Oil&Gas Materials 11 April 2014 20:49 (UTC +04:00)
Iran is negotiating with a foreign company to restore a drowned offshore platform
Iran negotiating with foreign company to restore drowned offshore platform

Baku, Azerbaijan, Apr.9

By Fatih Karimov - Trend:

Iran is negotiating with a foreign company to restore a drowned offshore platform.

The project is estimated to cost around $5 million, Iran's Tasnim news agency reported on April 9.

In January 2013, the $40-million engineering structure which was to be used on offshore platforms of Iran's South Pars gas field, sank into the Persian Gulf as it was being installed.

The incident occurred as the 1,850-tonne jacket developed for South Pars Phase 13 sank to a depth of 80 meters (264 feet), media reports said.

Once completed, Phase 13 is to produce around 56 million cubic meters of gas, 75,000 barrels of condensates, 2900 tons of LPG, 2750 tons of ethane, and 400 tons of sulfur per day.

The phase 13 development plan will cost $6.1 billion to complete.

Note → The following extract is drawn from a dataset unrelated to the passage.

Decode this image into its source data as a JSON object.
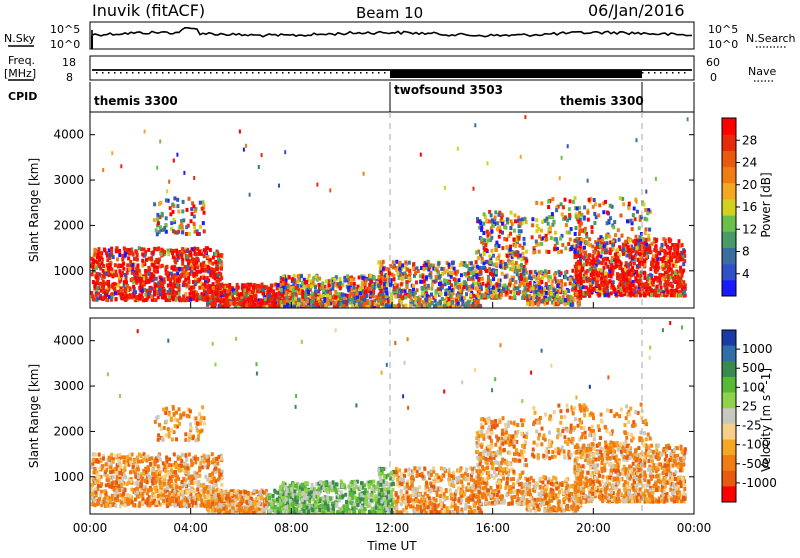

Along with other industrial subsidiaries of Iran's Revolutionary Guard Corps, engineering wing the Khatam al-Anbiya group, SADRA was awarded a $5-billion contract in 2010 to develop Phase 13 after Western energy majors withdrew over the sanctions.

Managing Director of the South Pars Gas Complex, Masoud Hasani, said on February 7, that 202 million cubic meters of gas per day is being pumped from the gas field to Iran's National gas network, Iran's Fars News Agency reported.

"South Pars is one of the most important areas in the country's oil and gas sector," Hasani said.

"The field's total production currently stands at over 280 million cubic meters from which 202 million cubic meters is being pumped into the national gas network," he explained.

Iran is currently producing 300 mcm of gas per day from the South Pars.

The South Pars gas field covers an area of 9,700 square kilometers, 3,700 square kilometers of which are in Iran's territorial waters in the Persian Gulf.

The remaining 6,000 square kilometers, i.e. North Dome, are in Qatar's territorial waters.